Your language might
offend some people, but the tone and attitude behind your words do
far greater damage to all of your relationships.
Even if your friends and associates commonly use cuss words, you will
be perceived as more mature, intelligent, articulate, polite, considerate
and pleasant if you control your language and the emotions that typically
prompt expletives. You can choose to have character and class, or
be considered rude, crude and crass.
Cursing is sometimes humorous, but sometimes abusive. It can help
vent anger, or provoke it. It can relieve stress, or cause it. It
can be clever and flirtatious, or sexist and intimidating. Consequently,
be aware of when and where you swear. Control it, tame it, time it.
Or, to be on the safe side, stop using it altogether.
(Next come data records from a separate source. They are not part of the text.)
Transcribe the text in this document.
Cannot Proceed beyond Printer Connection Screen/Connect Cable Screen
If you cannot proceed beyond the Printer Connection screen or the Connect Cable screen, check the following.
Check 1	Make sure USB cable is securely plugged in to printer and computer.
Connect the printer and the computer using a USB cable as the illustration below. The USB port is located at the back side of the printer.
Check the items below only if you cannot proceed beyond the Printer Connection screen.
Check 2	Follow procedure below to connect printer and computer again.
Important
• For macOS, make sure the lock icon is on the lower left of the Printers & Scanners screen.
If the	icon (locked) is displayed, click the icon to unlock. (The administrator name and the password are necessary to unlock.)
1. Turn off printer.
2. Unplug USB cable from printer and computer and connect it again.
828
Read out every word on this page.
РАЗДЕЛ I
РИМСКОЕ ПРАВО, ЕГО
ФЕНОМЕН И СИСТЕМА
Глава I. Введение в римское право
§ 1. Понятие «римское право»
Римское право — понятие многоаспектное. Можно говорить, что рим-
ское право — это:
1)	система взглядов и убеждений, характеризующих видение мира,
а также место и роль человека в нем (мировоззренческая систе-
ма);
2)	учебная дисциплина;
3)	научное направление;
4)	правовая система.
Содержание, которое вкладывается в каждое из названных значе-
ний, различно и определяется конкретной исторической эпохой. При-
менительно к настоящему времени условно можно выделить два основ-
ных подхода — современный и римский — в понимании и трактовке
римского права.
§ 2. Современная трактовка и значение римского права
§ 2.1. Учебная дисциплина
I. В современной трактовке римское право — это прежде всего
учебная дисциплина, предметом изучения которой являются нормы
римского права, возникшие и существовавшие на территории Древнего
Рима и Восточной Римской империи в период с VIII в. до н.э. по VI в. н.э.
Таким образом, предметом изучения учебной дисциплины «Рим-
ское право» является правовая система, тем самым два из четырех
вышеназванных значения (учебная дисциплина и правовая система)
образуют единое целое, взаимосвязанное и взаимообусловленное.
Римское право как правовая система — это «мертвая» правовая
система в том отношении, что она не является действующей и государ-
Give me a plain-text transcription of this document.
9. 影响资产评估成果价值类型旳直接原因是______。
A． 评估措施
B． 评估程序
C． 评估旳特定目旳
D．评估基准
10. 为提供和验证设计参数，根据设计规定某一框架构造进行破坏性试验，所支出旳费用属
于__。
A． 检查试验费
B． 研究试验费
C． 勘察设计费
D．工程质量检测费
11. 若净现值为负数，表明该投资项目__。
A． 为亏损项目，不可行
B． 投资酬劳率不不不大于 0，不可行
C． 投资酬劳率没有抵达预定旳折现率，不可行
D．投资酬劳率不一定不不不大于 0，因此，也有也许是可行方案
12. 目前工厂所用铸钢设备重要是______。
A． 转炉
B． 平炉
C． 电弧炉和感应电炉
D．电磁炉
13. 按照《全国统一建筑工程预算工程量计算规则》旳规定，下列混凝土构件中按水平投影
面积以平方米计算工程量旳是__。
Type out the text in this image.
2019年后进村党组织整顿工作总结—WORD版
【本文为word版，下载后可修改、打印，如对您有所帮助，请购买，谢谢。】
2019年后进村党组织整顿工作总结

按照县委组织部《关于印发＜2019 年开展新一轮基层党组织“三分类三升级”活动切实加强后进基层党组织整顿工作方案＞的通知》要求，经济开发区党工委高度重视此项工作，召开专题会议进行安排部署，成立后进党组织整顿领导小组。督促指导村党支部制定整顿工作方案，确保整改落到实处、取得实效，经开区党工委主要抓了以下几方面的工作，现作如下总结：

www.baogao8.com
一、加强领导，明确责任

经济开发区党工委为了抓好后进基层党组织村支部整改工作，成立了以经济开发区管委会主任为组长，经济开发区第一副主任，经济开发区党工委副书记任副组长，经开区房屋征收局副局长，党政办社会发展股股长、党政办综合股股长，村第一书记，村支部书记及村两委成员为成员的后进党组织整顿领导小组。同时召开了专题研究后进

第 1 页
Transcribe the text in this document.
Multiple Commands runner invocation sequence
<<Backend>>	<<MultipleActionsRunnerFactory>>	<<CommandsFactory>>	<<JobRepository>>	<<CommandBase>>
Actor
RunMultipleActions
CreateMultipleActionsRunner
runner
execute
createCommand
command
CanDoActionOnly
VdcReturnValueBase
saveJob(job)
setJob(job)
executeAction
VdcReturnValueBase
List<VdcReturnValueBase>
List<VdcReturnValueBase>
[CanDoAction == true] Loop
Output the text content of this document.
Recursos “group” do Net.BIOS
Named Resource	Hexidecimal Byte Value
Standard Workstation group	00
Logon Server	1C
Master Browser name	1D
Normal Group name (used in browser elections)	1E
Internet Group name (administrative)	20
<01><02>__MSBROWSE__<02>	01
1. Recognize that swearing does damage.
You probably swear because it is easy, fun, candid, emphatic, expressive,
breaks rules, and somehow partially reduces anger and pain. But the
negatives outweigh the positives. You really don't win an argument
by swearing. You don't prove that you are smart or articulate. You
don't earn respect or admiration. You don't motivate, you intimidate.
Swearing doesn't get you hired, promoted, or romantically connected.
2. Start by eliminating casual swearing.
Pretend that your sweet little grandmother or your young daughter
is always next to you. Use inflections for emphasis instead of offensive
adjectives. Be more descriptive instead of using the "s" word to describe
everything from objects, work and the weather to the way you feel,
the way someone looks, and the way something smells.